• L’ALLÈGRE ASSASSIN DE SIX MILLIARDS D’INDIVIDUS (4) 2/2

    J’ai toujours ressenti en moi cet effrayant mélange de sauvagerie haineuse, d’inimaginable impossibilité de communiquer avec quiconque et cette aisance, cette puissance de repartie, de délire complice, de théâtralisation de la situation et des personnages. Un enthousiasme me suffit pour délirer et inclure le monde entier dans ma féerie, emboutir vraiment toutes les âmes présentes… Une baisse brusque d’illusion me plonge dans un mutisme hargneux, vil, sourd et cruel, étouffant, dont toute la terre est exclue dans une gerbe de vomi ignoble de sentiments. Écrasé par la haine et stimulé par l’amour, ou vice versa… Bloy devait habiter de tels jeux d’orgues, je suis sûr.
     C’est que je ne tolère en moi qu’une seule étape pour tout. L’Unité profonde de l’émotion originelle où tout devrait se fondre, toujours plus, dans le plus visqueux des miels d’artères. C’est pour ça qu’on me trouve intolérable avec ma manie de ne rien faire de ce qui ne me ressemble pas, de ne rien échafauder pour jouir et de préférer me passer de ce dont j’ai besoin même s’il faut, pour parvenir à mon extase, passer par mille soucis et la salir… On se retrouve vite seul. C’est aussi le grand secret de la solitude enthousiasmante. Il ne faut pas se leurrer. On croit parler à des types : on veut se parler à soi-même. On croit échanger des regards, se comprendre à demi-mot : faux ! Alors que nous n’aimons bien que nous retrancher avec nos interlocuteurs dans notre superficialité : la sinistre collision de deux gramophones déglingués dès le premier mot échangé. Si vous êtes capable de vivre vingt-quatre heures seul sans rien faire, au fond de vous-même, si je ne m’abuse, vous êtes sauvé ! Voilà l’histoire ! C’est tout là. Tout sacrifier à la chute en soi.

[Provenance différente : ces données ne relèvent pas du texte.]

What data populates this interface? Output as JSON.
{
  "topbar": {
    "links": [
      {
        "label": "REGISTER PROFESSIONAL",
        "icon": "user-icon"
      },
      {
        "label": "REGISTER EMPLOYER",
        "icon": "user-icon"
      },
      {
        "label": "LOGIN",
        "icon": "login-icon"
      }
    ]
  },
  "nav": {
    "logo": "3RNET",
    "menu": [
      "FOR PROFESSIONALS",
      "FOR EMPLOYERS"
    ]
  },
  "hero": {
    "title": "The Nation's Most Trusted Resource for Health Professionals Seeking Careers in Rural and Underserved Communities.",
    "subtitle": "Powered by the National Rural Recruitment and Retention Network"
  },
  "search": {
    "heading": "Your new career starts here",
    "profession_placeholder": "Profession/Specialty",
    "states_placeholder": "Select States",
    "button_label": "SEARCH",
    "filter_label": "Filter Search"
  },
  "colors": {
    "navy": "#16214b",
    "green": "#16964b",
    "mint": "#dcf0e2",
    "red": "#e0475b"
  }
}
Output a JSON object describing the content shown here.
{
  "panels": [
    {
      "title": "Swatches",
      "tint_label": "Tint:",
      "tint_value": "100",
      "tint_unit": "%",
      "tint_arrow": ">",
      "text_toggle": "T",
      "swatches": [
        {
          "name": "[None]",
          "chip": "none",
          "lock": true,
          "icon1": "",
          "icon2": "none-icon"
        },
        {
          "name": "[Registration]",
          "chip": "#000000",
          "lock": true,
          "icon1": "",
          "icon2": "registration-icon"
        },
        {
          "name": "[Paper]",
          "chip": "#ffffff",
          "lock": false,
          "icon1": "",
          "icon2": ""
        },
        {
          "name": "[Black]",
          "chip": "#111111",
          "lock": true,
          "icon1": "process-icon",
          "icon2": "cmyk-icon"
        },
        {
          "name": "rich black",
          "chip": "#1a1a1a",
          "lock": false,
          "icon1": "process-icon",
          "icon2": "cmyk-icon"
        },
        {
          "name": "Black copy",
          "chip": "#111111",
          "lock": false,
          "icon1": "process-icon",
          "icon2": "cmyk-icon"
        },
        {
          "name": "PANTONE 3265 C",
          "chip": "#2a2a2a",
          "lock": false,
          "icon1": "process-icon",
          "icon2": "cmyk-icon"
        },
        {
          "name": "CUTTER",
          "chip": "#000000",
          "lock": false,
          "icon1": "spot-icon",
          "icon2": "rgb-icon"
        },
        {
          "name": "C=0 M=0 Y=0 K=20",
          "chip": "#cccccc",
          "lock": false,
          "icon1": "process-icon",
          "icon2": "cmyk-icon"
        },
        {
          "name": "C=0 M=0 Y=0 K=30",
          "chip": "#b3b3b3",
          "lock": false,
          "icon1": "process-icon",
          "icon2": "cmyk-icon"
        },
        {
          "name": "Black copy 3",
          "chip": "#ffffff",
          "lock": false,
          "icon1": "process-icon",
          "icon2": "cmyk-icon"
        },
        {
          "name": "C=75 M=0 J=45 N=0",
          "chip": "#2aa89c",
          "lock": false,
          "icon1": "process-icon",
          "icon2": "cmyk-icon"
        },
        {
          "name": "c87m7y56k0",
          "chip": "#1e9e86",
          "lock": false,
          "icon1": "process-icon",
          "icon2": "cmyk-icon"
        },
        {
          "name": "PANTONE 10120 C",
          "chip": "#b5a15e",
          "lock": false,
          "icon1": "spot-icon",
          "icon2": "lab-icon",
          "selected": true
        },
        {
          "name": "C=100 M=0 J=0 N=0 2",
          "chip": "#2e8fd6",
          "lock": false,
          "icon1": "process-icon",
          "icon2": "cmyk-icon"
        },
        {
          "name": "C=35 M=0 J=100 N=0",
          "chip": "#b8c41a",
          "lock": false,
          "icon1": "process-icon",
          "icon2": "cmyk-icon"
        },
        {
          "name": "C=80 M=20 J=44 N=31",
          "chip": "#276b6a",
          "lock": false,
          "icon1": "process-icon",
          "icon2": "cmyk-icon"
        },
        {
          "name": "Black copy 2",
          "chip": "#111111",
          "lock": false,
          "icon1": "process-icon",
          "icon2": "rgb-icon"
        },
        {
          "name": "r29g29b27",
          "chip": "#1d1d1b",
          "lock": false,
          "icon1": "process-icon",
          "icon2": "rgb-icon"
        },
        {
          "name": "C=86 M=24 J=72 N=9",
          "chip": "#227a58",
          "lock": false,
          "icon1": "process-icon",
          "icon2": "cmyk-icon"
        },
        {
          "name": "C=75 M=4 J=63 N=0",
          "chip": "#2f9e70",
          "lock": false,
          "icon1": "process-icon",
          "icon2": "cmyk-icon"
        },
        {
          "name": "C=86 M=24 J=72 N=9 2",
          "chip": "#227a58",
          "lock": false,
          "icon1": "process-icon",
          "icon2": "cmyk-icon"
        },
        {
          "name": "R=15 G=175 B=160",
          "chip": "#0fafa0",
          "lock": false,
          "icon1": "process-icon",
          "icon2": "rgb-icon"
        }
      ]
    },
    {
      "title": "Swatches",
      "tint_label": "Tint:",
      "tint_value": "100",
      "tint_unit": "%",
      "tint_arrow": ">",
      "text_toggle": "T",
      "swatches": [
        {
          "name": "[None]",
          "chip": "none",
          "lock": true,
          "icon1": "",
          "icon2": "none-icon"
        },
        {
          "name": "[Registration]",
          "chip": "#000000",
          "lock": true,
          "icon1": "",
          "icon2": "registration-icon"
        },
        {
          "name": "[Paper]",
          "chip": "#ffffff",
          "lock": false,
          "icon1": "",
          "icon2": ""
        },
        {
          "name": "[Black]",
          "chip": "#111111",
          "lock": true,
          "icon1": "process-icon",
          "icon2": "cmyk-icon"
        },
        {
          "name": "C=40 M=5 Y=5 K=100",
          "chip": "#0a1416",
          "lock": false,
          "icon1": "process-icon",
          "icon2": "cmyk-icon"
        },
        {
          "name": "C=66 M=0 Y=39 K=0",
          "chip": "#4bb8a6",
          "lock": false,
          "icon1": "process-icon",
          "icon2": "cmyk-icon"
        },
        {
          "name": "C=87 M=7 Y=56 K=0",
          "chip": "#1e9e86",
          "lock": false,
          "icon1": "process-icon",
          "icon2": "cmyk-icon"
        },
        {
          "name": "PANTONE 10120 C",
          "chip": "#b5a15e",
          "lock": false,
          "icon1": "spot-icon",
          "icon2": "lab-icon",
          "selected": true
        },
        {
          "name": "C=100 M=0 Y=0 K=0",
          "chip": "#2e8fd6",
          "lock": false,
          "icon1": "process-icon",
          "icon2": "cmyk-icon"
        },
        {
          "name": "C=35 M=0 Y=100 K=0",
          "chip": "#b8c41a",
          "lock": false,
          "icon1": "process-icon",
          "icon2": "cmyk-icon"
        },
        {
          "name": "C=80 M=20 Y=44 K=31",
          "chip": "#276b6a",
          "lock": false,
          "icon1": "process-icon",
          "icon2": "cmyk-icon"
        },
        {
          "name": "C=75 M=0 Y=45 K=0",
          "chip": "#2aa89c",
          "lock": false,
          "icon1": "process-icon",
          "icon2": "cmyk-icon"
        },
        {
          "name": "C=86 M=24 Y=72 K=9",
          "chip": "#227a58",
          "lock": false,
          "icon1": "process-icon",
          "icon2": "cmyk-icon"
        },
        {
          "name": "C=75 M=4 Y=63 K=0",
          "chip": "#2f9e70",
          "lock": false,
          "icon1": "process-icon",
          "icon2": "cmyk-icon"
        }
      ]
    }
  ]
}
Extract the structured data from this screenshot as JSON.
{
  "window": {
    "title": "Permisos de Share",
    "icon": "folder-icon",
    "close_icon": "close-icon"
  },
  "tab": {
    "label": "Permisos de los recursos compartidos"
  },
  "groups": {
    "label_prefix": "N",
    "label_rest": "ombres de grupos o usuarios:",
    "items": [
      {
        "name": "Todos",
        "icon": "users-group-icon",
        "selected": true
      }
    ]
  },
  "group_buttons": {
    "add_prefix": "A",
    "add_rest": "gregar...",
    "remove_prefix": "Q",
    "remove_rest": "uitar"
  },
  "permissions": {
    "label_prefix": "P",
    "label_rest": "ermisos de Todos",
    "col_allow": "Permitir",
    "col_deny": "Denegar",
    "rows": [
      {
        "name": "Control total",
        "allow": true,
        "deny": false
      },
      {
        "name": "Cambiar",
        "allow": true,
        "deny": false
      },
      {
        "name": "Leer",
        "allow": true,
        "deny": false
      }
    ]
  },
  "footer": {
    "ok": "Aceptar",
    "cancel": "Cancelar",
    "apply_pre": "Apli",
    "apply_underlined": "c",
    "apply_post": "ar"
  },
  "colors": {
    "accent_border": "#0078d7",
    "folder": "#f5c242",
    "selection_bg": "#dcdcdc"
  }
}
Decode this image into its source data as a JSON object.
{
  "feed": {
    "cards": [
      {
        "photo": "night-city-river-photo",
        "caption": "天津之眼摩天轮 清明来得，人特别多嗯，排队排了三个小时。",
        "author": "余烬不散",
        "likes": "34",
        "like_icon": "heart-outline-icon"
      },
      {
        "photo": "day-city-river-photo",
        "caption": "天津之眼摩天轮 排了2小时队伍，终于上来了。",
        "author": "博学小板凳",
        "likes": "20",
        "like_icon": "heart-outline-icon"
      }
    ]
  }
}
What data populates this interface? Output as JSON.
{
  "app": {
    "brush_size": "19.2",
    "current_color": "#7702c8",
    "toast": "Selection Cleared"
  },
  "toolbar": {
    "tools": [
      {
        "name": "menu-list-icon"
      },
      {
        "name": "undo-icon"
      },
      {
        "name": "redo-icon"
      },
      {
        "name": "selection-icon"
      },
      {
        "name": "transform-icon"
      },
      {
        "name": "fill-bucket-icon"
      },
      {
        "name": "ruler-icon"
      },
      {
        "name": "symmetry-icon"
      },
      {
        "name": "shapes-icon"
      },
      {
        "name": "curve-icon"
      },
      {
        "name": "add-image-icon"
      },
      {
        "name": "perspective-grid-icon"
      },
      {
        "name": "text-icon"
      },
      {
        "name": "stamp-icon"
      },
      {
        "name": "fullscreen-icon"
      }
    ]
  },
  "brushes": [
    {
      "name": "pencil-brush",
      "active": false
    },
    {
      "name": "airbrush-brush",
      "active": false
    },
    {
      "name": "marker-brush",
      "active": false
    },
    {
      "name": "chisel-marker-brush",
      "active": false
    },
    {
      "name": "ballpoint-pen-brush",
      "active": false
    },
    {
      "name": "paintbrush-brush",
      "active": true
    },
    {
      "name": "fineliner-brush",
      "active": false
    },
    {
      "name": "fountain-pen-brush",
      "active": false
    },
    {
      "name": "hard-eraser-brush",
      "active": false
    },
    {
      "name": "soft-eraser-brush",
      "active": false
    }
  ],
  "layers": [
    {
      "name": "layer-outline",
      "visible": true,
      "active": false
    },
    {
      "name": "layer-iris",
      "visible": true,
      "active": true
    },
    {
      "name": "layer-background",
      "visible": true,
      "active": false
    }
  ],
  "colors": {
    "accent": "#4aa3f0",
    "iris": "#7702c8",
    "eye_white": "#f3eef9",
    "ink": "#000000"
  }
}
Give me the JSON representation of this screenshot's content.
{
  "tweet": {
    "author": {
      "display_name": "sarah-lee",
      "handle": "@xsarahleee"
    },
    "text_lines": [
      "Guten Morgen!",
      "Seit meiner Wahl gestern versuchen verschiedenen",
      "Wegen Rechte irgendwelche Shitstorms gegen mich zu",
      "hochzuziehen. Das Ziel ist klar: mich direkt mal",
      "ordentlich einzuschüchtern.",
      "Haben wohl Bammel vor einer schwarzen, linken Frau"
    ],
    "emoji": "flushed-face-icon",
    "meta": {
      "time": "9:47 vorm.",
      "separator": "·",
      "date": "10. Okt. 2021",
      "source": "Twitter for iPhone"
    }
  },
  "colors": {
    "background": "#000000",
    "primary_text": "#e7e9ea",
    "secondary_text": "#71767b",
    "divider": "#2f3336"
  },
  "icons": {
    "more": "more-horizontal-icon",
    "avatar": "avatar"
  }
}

     Tout est dedans. Dehors, c’est la perte de temps. Moi-même me mords souvent les doigts d’avoir dispensé tant de théâtralité. Seulement dedans on peut prendre son temps, accomplir les fouilles, se découvrir ! C’est si bête ? Tout le monde s’en fout de quitter ce monde sans s’être connu soi-même. Né embryon bambin ignare qui s’ignore complètement s’en va mourir – si tout va bien – soixante-quinze ans après sans savoir qui il était !… Moi ? Connais pas ! Quel dérisoire paquet de merdes ! J’ai toujours été étonné de voir à quel point les hommes se désintéressent d’eux-mêmes.
     Ils sont là, ne sachant jamais rien, sans aucune sensualité, handicapés épouvantables qui se permettent encore de rire, d’exister, de respirer, alors qu’ils ne méritent que la Crevaison totale dans leur petit abject nid d’aspics à tics où somnole avec eux et pour toujours une petite, toute petite humanité, trop humaine de ne l’être pas assez. À quand des camps d’extermination pour tous les hommes ?
     Je leur porte tort ? Même pas ! C’est le poil à gratter qui les émeut : au kiki, au pipi, ils sont au maximum de la glousserie. Ça glougloute dans l’éclat. Les jeux cons de mots ! Voilà ce qu’il faut aux hommes. On rigole, on roucoule, on rouclowne et tout est ri !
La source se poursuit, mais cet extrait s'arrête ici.